Motociclismo. Mundal de Moto GP
EMILIO PÉREZ DE ROZAS
Objetivo cumplido. Quién dijo que el jefe nunca perdía los nervios. Quién dijo que era Valentino Rossi quien siempre llevaba la voz cantante en su relación con su compañero de box. Quién dijo que el ´Doctor´ hacía lo que quería, y más, con sus adversarios, como ya demostrara desestabilizando a Max Biaggi y Sete Gibernau. Quién dijo que Jorge Lorenzo acabaría besando la misma lona.
Pues no, amigos, las artimañas y el discurso de Rossi no han impedido que Lorenzo se haya proclamado brillantemente subcampeón del mundo de MotoGP al año siguiente de ser proclamado ´rookie´ del 2008. Es más, ha sido Lorenzo quien con su eficaz manera de correr, de vencerle en ensayos y carrera, de superarle en la pista, de llevarlo hasta el límite e, incluso, más allá, no sólo ha forzado a un reconocimiento público de que "éste ha sido el título que más me ha costado ganar" sino, incluso, a una situación tan desesperada que le ha obligado, un año antes de que expire su contrato con Yamaha, a amenazar a la fábrica japonesa a escoger entre él o el mallorquín con vistas al Mundial del 2011.
"Si Yamaha escoge a Lorenzo para el 2011, puede que yo me vaya a Ducati", acaba de anunciar, en la BBC, Valentino Rossi. Esa frase, ese pensamiento, esa reflexión, ese reto, esa amenaza, sí, amenaza, es la prueba de que Lorenzo ha terminado, sino desquiciando, sí influyendo poderosamente en el presente y futuro del campeonísimo italiano, del mejor piloto del mundo, hasta el extremo de forzarle a cambiar de aires o a lanzar un aviso a navegantes que, conociendo a los japoneses, les habrá hecho muy poca gracia.

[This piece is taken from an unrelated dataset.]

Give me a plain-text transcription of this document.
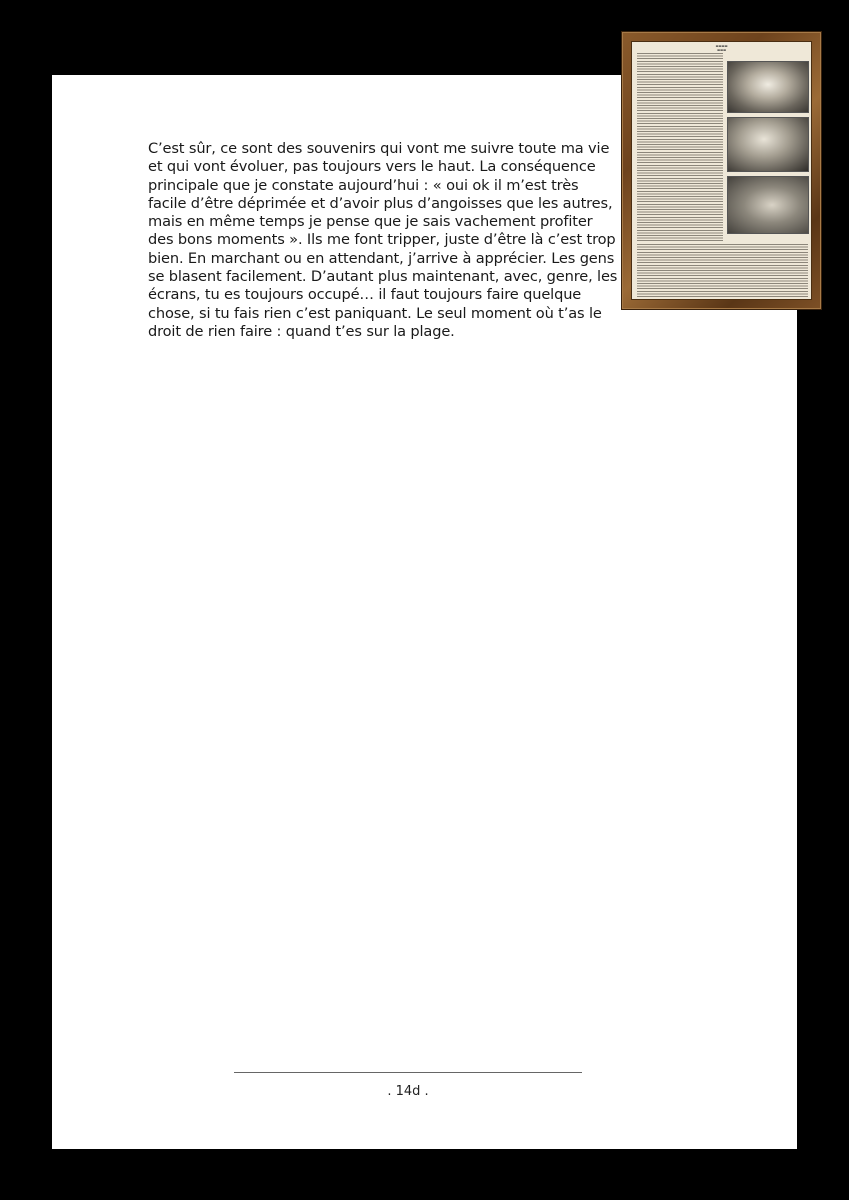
C’est sûr, ce sont des souvenirs qui vont me suivre toute ma vie et qui vont évoluer, pas toujours vers le haut. La conséquence principale que je constate aujourd’hui : « oui ok il m’est très facile d’être déprimée et d’avoir plus d’angoisses que les autres, mais en même temps je pense que je sais vachement profiter des bons moments ». Ils me font tripper, juste d’être là c’est trop bien. En marchant ou en attendant, j’arrive à apprécier. Les gens se blasent facilement. D’autant plus maintenant, avec, genre, les écrans, tu es toujours occupé… il faut toujours faire quelque chose, si tu fais rien c’est paniquant. Le seul moment où t’as le droit de rien faire : quand t’es sur la plage.

. 14d .
▬▬▬▬
▬▬▬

La temporada de Lorenzo ha sido tan bestia, tan pletórica, tan eficaz, tan brillante que Rossi sospecha que tanto Lin Jarvis, manager general del equipo Fiat-Yamaha, como alguno de los máximos responsables japoneses (no sé si el propio Masao Furusawa, gran defensor de Rossi), podrían haberse inclinado ya por considerar que el bicampeón mallorquín es, sin duda, el piloto del futuro. Los nervios de ´Vale´ así lo demuestra.